Albanian Food
While corn is the mainstay of the Albanian food, Cottage industries and increase in crop yields, such as rice, are slowly raising the general living standard. Progress is being made in medicine (control of diseases), agriculture (irrigation and diversity), and literacy. Cultural influences include Italian, Greek, Turkish, and more currently, Russian.
Accustomed to authority and foreign domination, the Albanian's insecurity is most evident in many of the mountain villages, where the dwellings are so cleverly camouflaged as to be indistinguishable from the native trees and rocks, providing them with a sense of security especially in turbulent times. Past struggles, pain, and injustices press into the present, combining to make the Albanian's life difficult and insecure. In 1997, complaints of widespread fraudulent financial schemes affecting thousands of families caused serious violence and looting. Famine, illiteracy, malaria in the marshlands, and alcoholism plague the people. Yet troubles still dog the republic.
Moreover, by 1993, 90 percent of farming had been privatized. They gained some strength from the 1990 ruling that permitted private religious practice. It was said that with the establishment of a socialist republic under Hoxha in 1946, Albania became "one of the world's most thoroughly totalitarian states." More recently, Albanians have struggled through the difficulties inherent in an emerging democracy. They suffered through the 400-year domination of the Turkish Empire, when farmers were serfs to the sultan, and through the Communist period, when farmers were serfs to the state. The people of Albania, mostly engaged in pastoral and agricultural pursuits, barely eke out an existence from their harsh, rocky land.

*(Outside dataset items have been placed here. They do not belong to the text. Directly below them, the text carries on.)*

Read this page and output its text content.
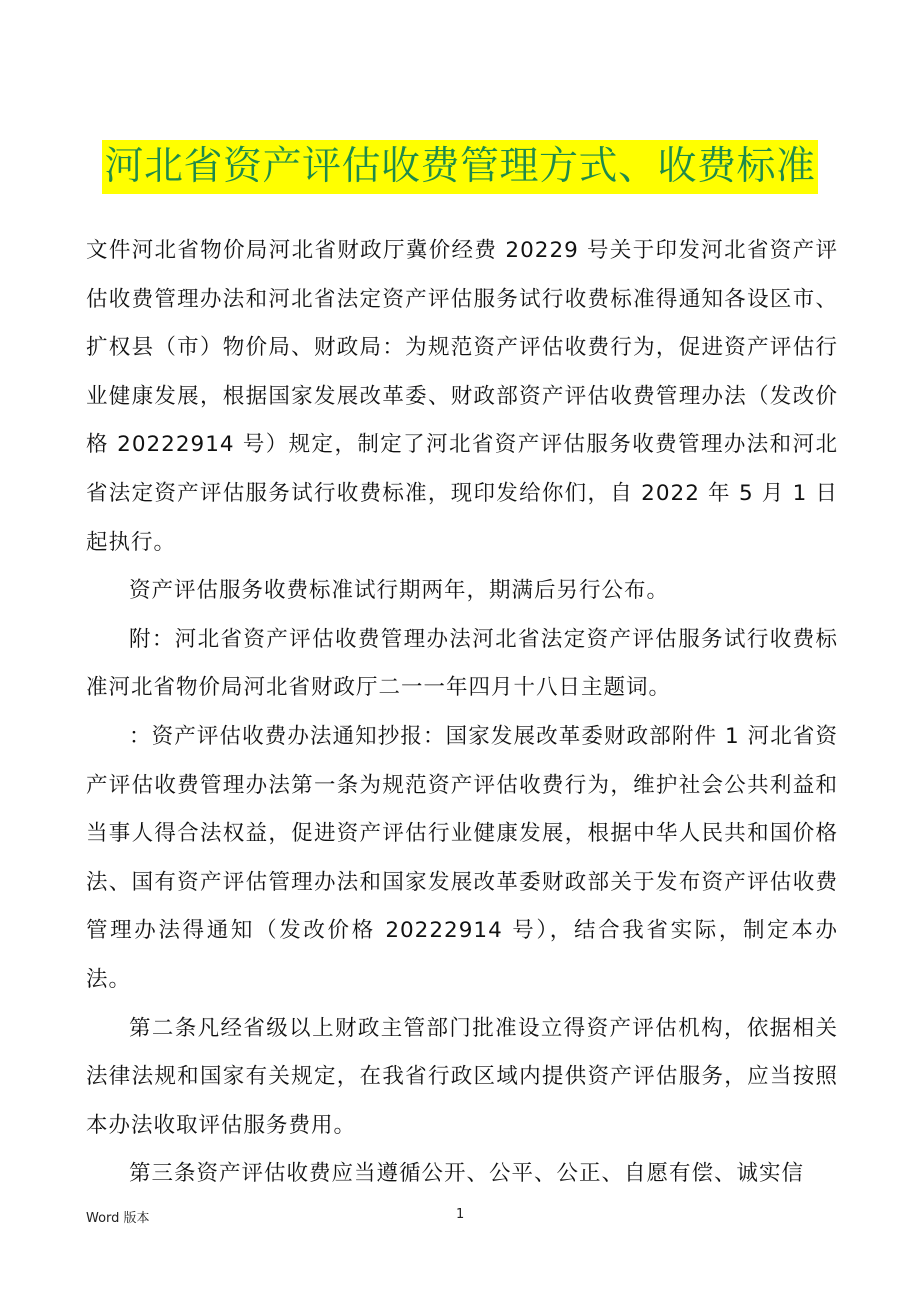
河北省资产评估收费管理方式、收费标准

文件河北省物价局河北省财政厅冀价经费 20229 号关于印发河北省资产评估收费管理办法和河北省法定资产评估服务试行收费标准得通知各设区市、扩权县（市）物价局、财政局：为规范资产评估收费行为，促进资产评估行业健康发展，根据国家发展改革委、财政部资产评估收费管理办法（发改价格 20222914 号）规定，制定了河北省资产评估服务收费管理办法和河北省法定资产评估服务试行收费标准，现印发给你们，自 2022 年 5 月 1 日起执行。

资产评估服务收费标准试行期两年，期满后另行公布。

附：河北省资产评估收费管理办法河北省法定资产评估服务试行收费标准河北省物价局河北省财政厅二一一年四月十八日主题词。

：资产评估收费办法通知抄报：国家发展改革委财政部附件 1 河北省资产评估收费管理办法第一条为规范资产评估收费行为，维护社会公共利益和当事人得合法权益，促进资产评估行业健康发展，根据中华人民共和国价格法、国有资产评估管理办法和国家发展改革委财政部关于发布资产评估收费管理办法得通知（发改价格 20222914 号），结合我省实际，制定本办法。

第二条凡经省级以上财政主管部门批准设立得资产评估机构，依据相关法律法规和国家有关规定，在我省行政区域内提供资产评估服务，应当按照本办法收取评估服务费用。

第三条资产评估收费应当遵循公开、公平、公正、自愿有偿、诚实信

Word 版本	1
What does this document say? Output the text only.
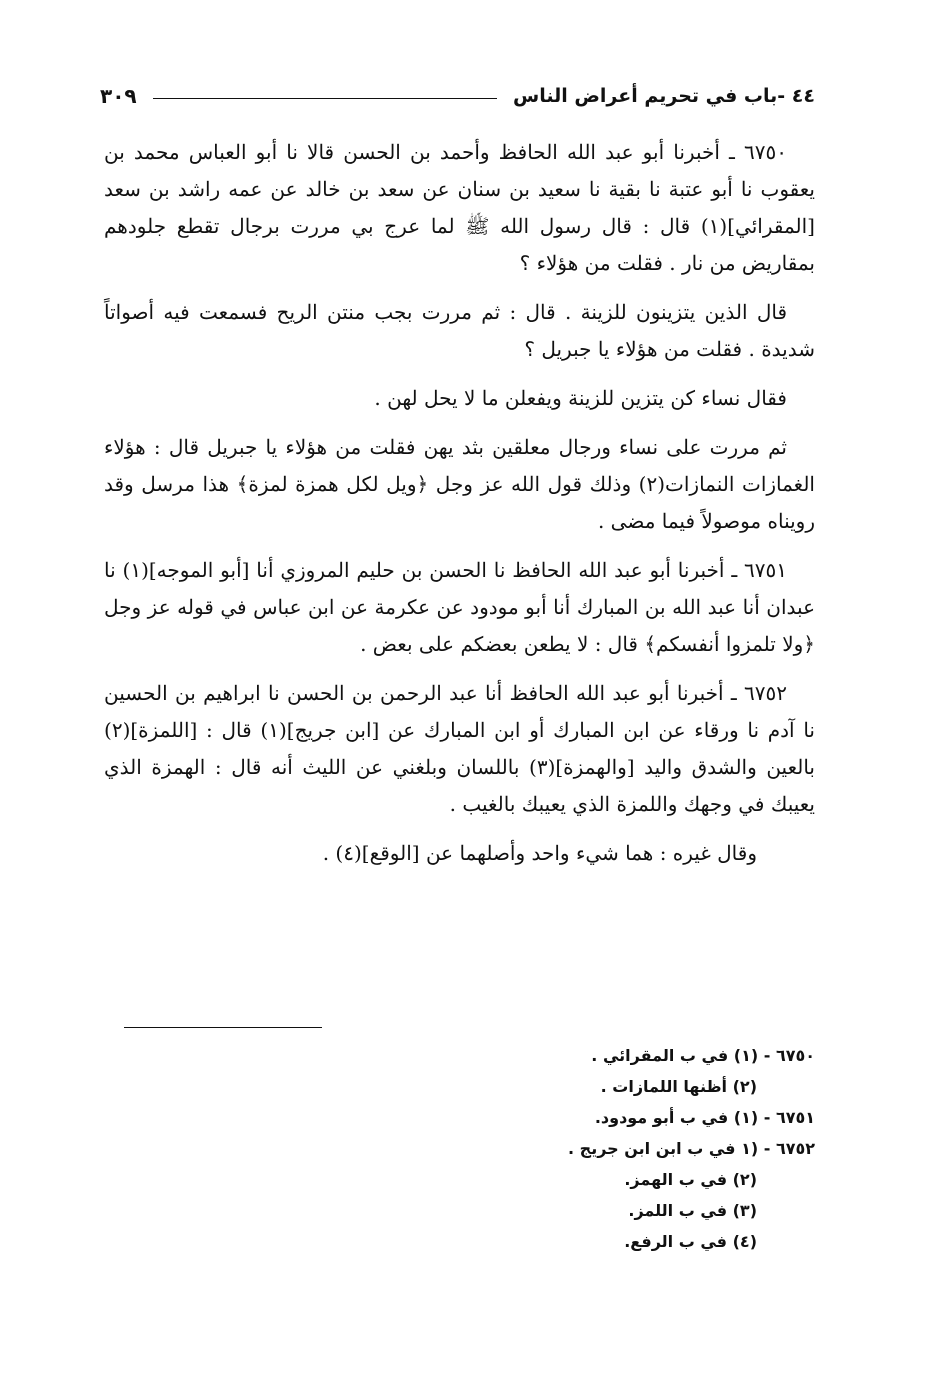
٤٤ -باب في تحريم أعراض الناس
٣٠٩

٦٧٥٠ ـ أخبرنا أبو عبد الله الحافظ وأحمد بن الحسن قالا نا أبو العباس محمد بن يعقوب نا أبو عتبة نا بقية نا سعيد بن سنان عن سعد بن خالد عن عمه راشد بن سعد [المقرائي](١) قال : قال رسول الله ﷺ لما عرج بي مررت برجال تقطع جلودهم بمقاريض من نار . فقلت من هؤلاء ؟

قال الذين يتزينون للزينة . قال : ثم مررت بجب منتن الريح فسمعت فيه أصواتاً شديدة . فقلت من هؤلاء يا جبريل ؟

فقال نساء كن يتزين للزينة ويفعلن ما لا يحل لهن .

ثم مررت على نساء ورجال معلقين بثد يهن فقلت من هؤلاء يا جبريل قال : هؤلاء الغمازات النمازات(٢) وذلك قول الله عز وجل ﴿ويل لكل همزة لمزة﴾ هذا مرسل وقد رويناه موصولاً فيما مضى .

٦٧٥١ ـ أخبرنا أبو عبد الله الحافظ نا الحسن بن حليم المروزي أنا [أبو الموجه](١) نا عبدان أنا عبد الله بن المبارك أنا أبو مودود عن عكرمة عن ابن عباس في قوله عز وجل ﴿ولا تلمزوا أنفسكم﴾ قال : لا يطعن بعضكم على بعض .

٦٧٥٢ ـ أخبرنا أبو عبد الله الحافظ أنا عبد الرحمن بن الحسن نا ابراهيم بن الحسين نا آدم نا ورقاء عن ابن المبارك أو ابن المبارك عن [ابن جريج](١) قال : [اللمزة](٢) بالعين والشدق واليد [والهمزة](٣) باللسان وبلغني عن الليث أنه قال : الهمزة الذي يعيبك في وجهك واللمزة الذي يعيبك بالغيب .

وقال غيره : هما شيء واحد وأصلهما عن [الوقع](٤) .

٦٧٥٠ - (١) في ب المقرائي .
(٢) أظنها اللمازات .
٦٧٥١ - (١) في ب أبو مودود.
٦٧٥٢ - (١ في ب ابن ابن جريج .
(٢) في ب الهمز.
(٣) في ب اللمز.
(٤) في ب الرفع.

Accustomed to authority and foreign domination, the Albanian's insecurity is most evident in many of the mountain villages, where the dwellings are so cleverly camouflaged as to be indistinguishable from the native trees and rocks, providing them with a sense of security especially in turbulent times. Past struggles, pain, and injustices press into the present, combining to make the Albanian's life difficult and insecure. In 1997, complaints of widespread fraudulent financial schemes affecting thousands of families caused serious violence and looting. Famine, illiteracy, malaria in the marshlands, and alcoholism plague the people. Yet troubles still dog the republic.

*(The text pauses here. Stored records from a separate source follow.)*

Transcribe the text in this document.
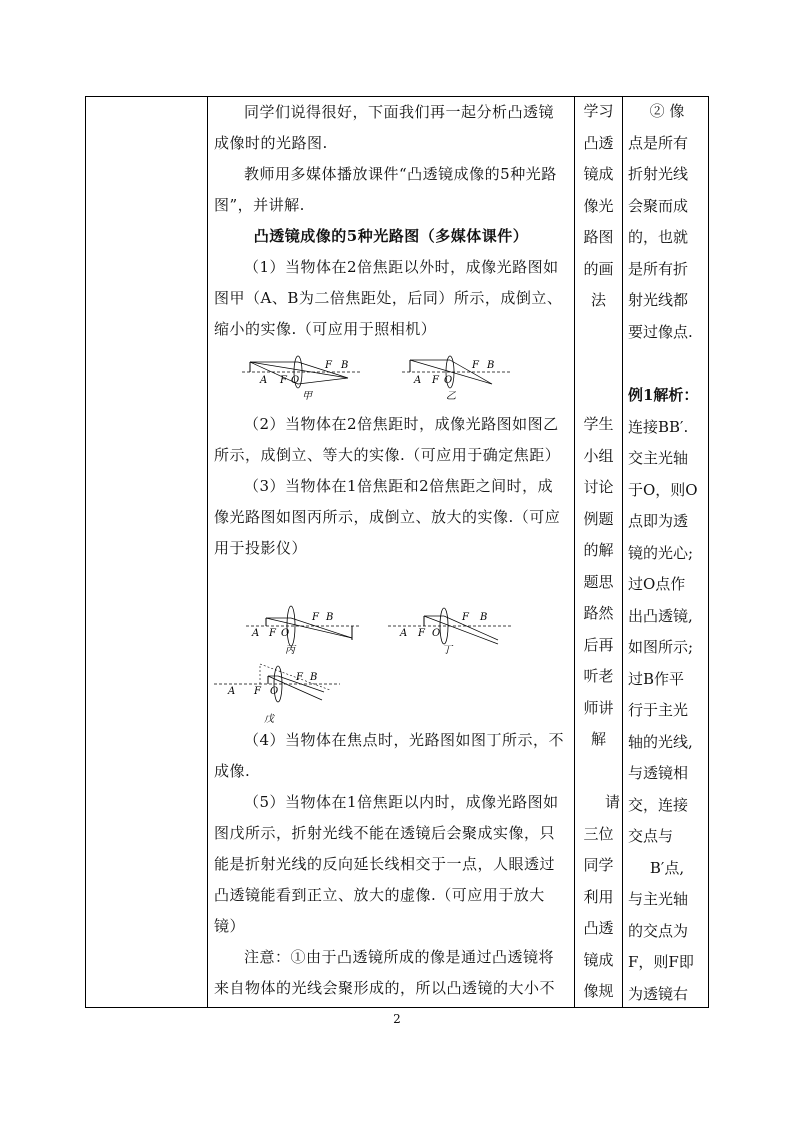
同学们说得很好，下面我们再一起分析凸透镜成像时的光路图.

教师用多媒体播放课件“凸透镜成像的5种光路图”，并讲解.

凸透镜成像的5种光路图（多媒体课件）

（1）当物体在2倍焦距以外时，成像光路图如图甲（A、B为二倍焦距处，后同）所示，成倒立、缩小的实像.（可应用于照相机）

A F O
F B
甲
A F O
F B
乙

（2）当物体在2倍焦距时，成像光路图如图乙所示，成倒立、等大的实像.（可应用于确定焦距）

（3）当物体在1倍焦距和2倍焦距之间时，成像光路图如图丙所示，成倒立、放大的实像.（可应用于投影仪）

A F O
F B
丙
A F O
F B
丁
A F O
F B
戊

（4）当物体在焦点时，光路图如图丁所示，不成像.

（5）当物体在1倍焦距以内时，成像光路图如图戊所示，折射光线不能在透镜后会聚成实像，只能是折射光线的反向延长线相交于一点，人眼透过凸透镜能看到正立、放大的虚像.（可应用于放大镜）

注意：①由于凸透镜所成的像是通过凸透镜将来自物体的光线会聚形成的，所以凸透镜的大小不

学习
凸透
镜成
像光
路图
的画
法
学生
小组
讨论
例题
的解
题思
路然
后再
听老
师讲
解
请
三位
同学
利用
凸透
镜成
像规
② 像
点是所有
折射光线
会聚而成
的，也就
是所有折
射光线都
要过像点.
例1解析：
连接BB′.
交主光轴
于O，则O
点即为透
镜的光心;
过O点作
出凸透镜,
如图所示;
过B作平
行于主光
轴的光线,
与透镜相
交，连接
交点与
B′点,
与主光轴
的交点为
F，则F即
为透镜右
2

Moreover, by 1993, 90 percent of farming had been privatized. They gained some strength from the 1990 ruling that permitted private religious practice. It was said that with the establishment of a socialist republic under Hoxha in 1946, Albania became "one of the world's most thoroughly totalitarian states." More recently, Albanians have struggled through the difficulties inherent in an emerging democracy. They suffered through the 400-year domination of the Turkish Empire, when farmers were serfs to the sultan, and through the Communist period, when farmers were serfs to the state. The people of Albania, mostly engaged in pastoral and agricultural pursuits, barely eke out an existence from their harsh, rocky land.